Battery contest planned
Red Deer schools are invited to join a race to see which one can collect the most dead and dying batteries for recycling.
To help encourage people to recycle their old batteries, the City of Red Deer has kicked off its first-ever school battery drive. The winning school gets to use the Kerry Wood Nature Centre’s planetarium for a week while two runners up will each get a decorated rain barrel.
Many people are unaware that old batteries, even the tiny ones, are a form of hazardous waste, say Pam Vust, environmental initiatives co-ordinator for the City of Red Deer, and Todd Nivens, programs co-ordinator at Kerry Wood Nature Centre. Environmental Services and the nature centre are working together on the project.
“The battery drive is designed to make it easy for people to recycle their batteries and prevent them from getting into the landfill,” said Vust.
Participating schools will be given barrels to sort and collect old batteries. Alkaline batteries are to be sorted separately from rechargeable batteries, which are put through a different process, said Vust. Car batteries are not accepted.
Participating schools weigh in during the windup barbecue at Kerry Wood Nature Centre on May 22.
Information about the battery drive is available from Nivens at 403-346-2010, ext. 106.
To learn more about hazardous waste programs in Red Deer, visit www.reddeer.ca/envservices or call 403-342-8750.
Trail report coming soon
A final report on the plans for the Rocky Mountain House to Nordegg Trail will be released by the end of May.

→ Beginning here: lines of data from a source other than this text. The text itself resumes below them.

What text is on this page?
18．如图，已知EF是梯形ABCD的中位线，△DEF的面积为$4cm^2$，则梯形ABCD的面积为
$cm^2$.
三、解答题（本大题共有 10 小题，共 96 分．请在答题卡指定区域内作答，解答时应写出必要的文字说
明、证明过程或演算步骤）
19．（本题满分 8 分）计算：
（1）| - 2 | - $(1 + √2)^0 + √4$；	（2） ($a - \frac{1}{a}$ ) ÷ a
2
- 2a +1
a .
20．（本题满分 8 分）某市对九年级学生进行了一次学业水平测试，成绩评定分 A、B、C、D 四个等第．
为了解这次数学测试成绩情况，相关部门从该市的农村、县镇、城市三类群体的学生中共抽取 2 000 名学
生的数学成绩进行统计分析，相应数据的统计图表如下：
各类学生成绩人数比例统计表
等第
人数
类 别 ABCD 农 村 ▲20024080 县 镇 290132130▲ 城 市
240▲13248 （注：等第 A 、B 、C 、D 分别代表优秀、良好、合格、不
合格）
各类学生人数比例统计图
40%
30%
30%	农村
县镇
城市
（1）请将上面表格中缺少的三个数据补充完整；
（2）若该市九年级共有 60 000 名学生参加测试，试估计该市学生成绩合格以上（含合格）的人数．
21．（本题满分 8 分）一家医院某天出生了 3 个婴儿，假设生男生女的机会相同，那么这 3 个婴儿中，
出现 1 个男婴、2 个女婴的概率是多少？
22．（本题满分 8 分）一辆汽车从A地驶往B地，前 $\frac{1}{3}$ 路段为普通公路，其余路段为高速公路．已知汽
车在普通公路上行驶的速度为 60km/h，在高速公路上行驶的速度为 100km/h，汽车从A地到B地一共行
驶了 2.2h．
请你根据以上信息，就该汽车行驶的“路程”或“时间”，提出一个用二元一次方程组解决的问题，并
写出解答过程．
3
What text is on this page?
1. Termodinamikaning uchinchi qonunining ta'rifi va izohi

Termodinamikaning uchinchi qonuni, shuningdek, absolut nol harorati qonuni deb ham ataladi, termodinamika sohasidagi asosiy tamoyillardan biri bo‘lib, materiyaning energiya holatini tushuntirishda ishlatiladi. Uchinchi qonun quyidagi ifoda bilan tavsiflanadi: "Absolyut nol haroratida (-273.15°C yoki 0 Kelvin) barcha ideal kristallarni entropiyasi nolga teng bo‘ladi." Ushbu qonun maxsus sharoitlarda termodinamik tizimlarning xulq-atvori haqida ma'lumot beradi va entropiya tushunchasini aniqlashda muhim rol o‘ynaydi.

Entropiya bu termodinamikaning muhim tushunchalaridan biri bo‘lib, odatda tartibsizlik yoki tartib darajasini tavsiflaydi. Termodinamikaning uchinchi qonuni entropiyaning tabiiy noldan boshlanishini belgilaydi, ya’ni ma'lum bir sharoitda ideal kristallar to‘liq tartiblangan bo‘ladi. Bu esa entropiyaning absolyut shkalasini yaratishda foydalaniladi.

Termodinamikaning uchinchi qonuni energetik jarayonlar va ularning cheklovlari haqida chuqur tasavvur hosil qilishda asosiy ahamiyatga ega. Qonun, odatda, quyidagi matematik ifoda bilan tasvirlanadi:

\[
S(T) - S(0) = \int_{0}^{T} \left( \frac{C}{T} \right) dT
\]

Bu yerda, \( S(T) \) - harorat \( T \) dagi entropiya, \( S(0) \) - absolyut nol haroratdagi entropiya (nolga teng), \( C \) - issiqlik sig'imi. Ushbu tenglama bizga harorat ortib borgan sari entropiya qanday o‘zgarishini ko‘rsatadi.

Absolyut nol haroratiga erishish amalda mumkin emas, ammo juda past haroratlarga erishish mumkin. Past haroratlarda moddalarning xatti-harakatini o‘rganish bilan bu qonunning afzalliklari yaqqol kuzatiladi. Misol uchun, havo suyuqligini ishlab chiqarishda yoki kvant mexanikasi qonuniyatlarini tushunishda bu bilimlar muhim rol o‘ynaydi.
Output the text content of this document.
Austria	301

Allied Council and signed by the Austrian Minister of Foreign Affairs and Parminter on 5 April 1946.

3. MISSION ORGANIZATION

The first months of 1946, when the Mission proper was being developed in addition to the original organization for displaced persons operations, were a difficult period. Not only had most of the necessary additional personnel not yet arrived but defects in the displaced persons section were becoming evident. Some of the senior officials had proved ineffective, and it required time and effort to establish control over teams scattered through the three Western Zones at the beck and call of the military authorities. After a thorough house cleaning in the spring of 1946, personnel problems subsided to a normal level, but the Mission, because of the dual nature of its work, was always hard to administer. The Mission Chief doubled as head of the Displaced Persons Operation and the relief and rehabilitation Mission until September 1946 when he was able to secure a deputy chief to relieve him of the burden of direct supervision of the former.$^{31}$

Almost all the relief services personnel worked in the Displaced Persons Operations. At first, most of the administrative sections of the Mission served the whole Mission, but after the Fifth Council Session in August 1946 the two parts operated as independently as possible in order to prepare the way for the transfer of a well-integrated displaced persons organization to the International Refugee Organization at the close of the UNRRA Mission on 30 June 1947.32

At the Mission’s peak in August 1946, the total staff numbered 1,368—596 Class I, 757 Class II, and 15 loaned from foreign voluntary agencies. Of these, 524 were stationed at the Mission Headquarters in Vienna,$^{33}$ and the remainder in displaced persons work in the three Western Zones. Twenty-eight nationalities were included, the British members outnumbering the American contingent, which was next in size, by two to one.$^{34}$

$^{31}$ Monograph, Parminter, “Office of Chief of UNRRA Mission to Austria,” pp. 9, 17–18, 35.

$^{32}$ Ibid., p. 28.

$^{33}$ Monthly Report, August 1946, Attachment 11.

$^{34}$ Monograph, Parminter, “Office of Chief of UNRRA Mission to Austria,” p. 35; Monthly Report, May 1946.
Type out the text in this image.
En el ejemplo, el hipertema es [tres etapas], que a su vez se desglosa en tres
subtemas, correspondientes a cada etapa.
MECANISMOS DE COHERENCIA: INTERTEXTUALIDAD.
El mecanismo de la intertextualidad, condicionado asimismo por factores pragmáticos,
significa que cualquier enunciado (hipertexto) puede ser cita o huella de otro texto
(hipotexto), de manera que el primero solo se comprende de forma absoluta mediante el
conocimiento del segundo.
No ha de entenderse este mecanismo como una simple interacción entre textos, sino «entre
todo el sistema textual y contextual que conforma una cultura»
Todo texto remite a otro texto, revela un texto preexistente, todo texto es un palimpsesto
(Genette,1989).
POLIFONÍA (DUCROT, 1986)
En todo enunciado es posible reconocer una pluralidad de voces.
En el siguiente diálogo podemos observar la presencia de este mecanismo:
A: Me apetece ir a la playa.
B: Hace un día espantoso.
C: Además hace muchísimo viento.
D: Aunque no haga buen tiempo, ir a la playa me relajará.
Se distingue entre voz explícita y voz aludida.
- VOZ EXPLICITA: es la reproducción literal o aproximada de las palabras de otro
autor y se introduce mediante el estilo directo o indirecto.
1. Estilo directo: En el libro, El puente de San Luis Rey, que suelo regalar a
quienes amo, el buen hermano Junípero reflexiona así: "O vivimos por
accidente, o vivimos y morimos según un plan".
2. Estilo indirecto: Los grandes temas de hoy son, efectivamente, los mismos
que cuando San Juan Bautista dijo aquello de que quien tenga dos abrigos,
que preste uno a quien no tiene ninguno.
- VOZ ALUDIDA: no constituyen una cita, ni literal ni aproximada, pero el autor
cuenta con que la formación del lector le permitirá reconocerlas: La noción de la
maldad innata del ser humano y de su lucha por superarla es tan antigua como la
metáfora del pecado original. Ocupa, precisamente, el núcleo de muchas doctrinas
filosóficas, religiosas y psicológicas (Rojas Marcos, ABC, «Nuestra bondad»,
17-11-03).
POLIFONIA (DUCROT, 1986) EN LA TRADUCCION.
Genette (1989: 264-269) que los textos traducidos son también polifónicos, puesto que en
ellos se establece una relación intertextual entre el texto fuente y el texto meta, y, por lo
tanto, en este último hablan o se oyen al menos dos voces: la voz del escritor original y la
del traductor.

Mike Haugen, community and protective services manager for Clearwater County, said the county will still accept feedback from people on the draft plans for the next couple of days to be considered for the report.
The final report will include the costs of the project and the phases in which it will be completed.
The three-metre wide trail is expected to have rest stops, picnic sites and a few remote campsites.
It will be open for both motorized and non-motorized traffic.
A name hasn’t yet been chosen, but some of the contenders include: Martin Nordegg Trail, Coal Miners’ Trail, North Saskatchewan Valley Trail and Clearwater Heritage Trail.
Haugen said once the final report is finished, the next step will be moving forward with implementation.
A management agreement will need to be drawn up, likely between Clearwater County and the province, and many government approvals will be needed for stream crossings, development and construction along the trail.
Designs for the bridges, culverts, staging areas, road and highway crossings have yet to be determined.
Haugen said once the final report is completed they will also start to examine possible funding for the project. Organizers also want to create and emergency response plan and a trail stewards plan to look after the trail system.